Manufacturing Helps Innovation?

Does manufacturing help innovation? No one knows for sure because it hasn’t been studied academically. This topic is now beginning to get attention. MIT Susan Hockfield has an initiative to reinvent manufacturing in the US. Following are notes from an MIT forum on the topic from an article in the Boston Globe.

MIT has a new Production in the Innovative Economy Committee and the co-chair, Suzanne Berger says that not much work has been done studying the relationship between research and development in relation to manufacturing.  The question they are beginning to look at is how much sending production overseas hurt companies’ ability to innovate.
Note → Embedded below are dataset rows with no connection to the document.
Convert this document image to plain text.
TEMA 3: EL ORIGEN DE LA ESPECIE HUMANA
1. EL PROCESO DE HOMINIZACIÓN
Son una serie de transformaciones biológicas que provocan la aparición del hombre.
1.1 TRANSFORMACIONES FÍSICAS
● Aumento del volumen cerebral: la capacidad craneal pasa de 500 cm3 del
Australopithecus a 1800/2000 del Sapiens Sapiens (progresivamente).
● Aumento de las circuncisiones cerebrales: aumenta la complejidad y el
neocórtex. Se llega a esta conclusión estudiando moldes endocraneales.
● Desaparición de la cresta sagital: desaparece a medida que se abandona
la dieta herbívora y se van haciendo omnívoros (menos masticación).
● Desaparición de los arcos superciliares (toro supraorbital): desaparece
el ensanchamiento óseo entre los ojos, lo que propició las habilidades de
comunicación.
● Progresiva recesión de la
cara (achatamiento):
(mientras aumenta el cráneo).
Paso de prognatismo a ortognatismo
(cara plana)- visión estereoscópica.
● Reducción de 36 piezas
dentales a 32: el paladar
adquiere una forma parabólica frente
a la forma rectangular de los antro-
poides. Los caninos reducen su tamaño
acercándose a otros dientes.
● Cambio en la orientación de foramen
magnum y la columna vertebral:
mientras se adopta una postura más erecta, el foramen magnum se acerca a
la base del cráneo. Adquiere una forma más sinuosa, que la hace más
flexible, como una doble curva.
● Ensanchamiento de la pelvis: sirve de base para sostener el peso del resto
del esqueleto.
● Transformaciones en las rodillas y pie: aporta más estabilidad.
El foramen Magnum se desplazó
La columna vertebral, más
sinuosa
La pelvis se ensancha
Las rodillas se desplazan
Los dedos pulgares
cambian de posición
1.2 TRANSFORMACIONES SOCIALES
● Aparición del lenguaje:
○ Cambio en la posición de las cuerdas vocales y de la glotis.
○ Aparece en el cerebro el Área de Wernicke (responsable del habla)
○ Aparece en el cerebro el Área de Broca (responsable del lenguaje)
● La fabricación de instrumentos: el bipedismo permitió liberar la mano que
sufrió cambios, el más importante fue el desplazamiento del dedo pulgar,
Manufacturing Moved from China to US

An MIT materials science professor co-founded a company to make better lithium ion car batteries. He said they wanted to start production but all the battery companies had moved production overseas. There was no one in the US that had a factory or the expertise in manufacturing. They had to go to South Korea and China to get the beginning knowledge to start up manufacturing. Now they have their own plants here in the US and find it very important. It allows them to play with product design, manufacturing procedures, and experiment with new ideas for quality improvement.

Why China and Why China is Bad for US Manufacturing & Innovation

MIT professor Ed Steinfeld said that a number of companies are almost forced to locate in China. They license cutting edge technology from universities or other companies and want to go into production quickly. There is not the expertise in the US so they go to China for a commercial scale demonstration project. Since that is China, they then go to full scale production there. The US loses out. All that expertise could stay here if we had more infrastructure.

Loss of Jobs & Expertise

Manufacturing accounted for one third of the jobs in 1950 and it has dropped to only 10% of the jobs in the US. The last two recessions in 2001 and 2008 took a fairly heavy toll on manufacturing companies. Massachusetts has lost jobs, but because of their hi-tech sector, they haven’t been hit as badly as some others have been. These sectors include medical, biotech and advanced electronic equipment.

Several people commented that despite the relatively good position of Massachusetts, that more work needed to be done to train workers for hi tech jobs.  Although there are not the studies proving it, a number of people commented that if was important to do something about the manufacturing base so that our innovation didn’t decline.